While his job is playing accordion in a band that incorporates huge swaths of Celtic traditions and structures, Hensley said growing up he loved listening to Mexican radio.

“I love Tejaño and Tex-Mex and Mexican-inspired music, and [I love]playing that and incorporating some of those south-of-the-border sounds into the accordion, even in Flogging Molly. Listening to Flogging Molly, you might pick up a Flaco Jimenez tell!”

Hensley said having Latino strains in the music helps Flogging Molly push back against the stylistic limitations inherent to being a band with the “Celtic” label so firmly attached.

“I kind of feel that there are times it feels pigeonholed. It’s a very Lucky Charms kind of thing sometimes. That’s the hole we’re in,” he said, comparing it to being in a blues band or a country band: Whatever style you play in brings certain expectations from fans.

“We combat that by walking on stage and killing it with what we do… When we walk on that stage, we’re trying to be the best band we can–not the best Irish band.”
While the “Celtic punk” label can provoke stereotypes in much of the world, in Ireland and Scotland it resulted in incredulity: “What are one Irishman and a ton of Americans doing coming here and playing our stuff?” Hensley recalled as the reaction to their initial tours over there.

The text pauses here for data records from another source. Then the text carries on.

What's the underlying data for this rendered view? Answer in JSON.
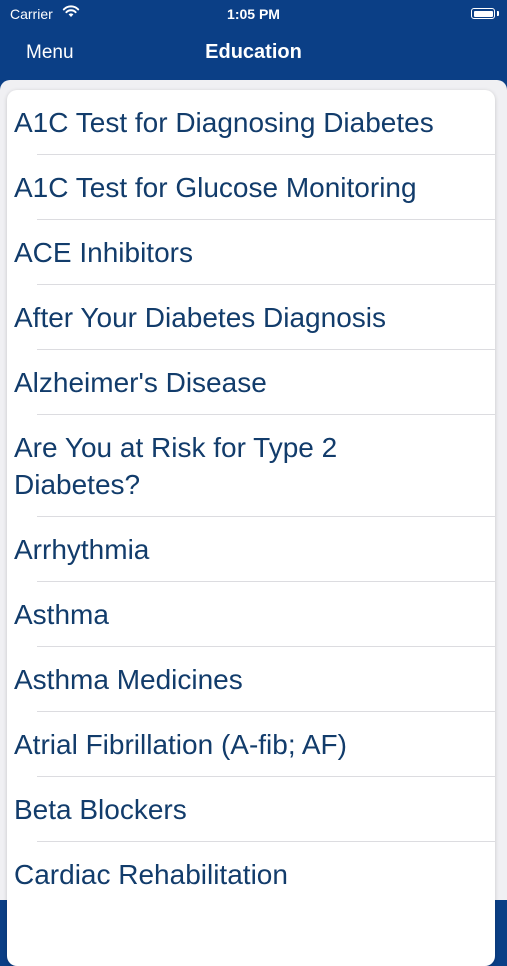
{
  "status_bar": {
    "carrier": "Carrier",
    "time": "1:05 PM"
  },
  "nav": {
    "menu_label": "Menu",
    "title": "Education"
  },
  "topics": [
    "A1C Test for Diagnosing Diabetes",
    "A1C Test for Glucose Monitoring",
    "ACE Inhibitors",
    "After Your Diabetes Diagnosis",
    "Alzheimer's Disease",
    "Are You at Risk for Type 2 Diabetes?",
    "Arrhythmia",
    "Asthma",
    "Asthma Medicines",
    "Atrial Fibrillation (A-fib; AF)",
    "Beta Blockers",
    "Cardiac Rehabilitation"
  ],
  "colors": {
    "nav_background": "#0b3f86",
    "item_text": "#123c6b"
  }
}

“Once we went over to Ireland and paid our dues there, earning our way, what we do as a band is more potent that what it’s labeled as. The band is a powerful thing and it lives on its own. It’s more than it’s just an Irish thing.”
While Hensley was looking forward to an authentic Italian dinner that night, followed by stops in Paris, Amsterdam, and Munich, he was already looking forward to coming back home to San Diego.

“The more I travel, the more it makes me appreciate where I live. I love seeing the world, but there’s something very magical about coming home to San Diego.

“And damn if we don’t make the best carne asada in the world!”

Flogging Molly comes to the Observatory on March 14, 2891 University Ave. in North Park, 8pm.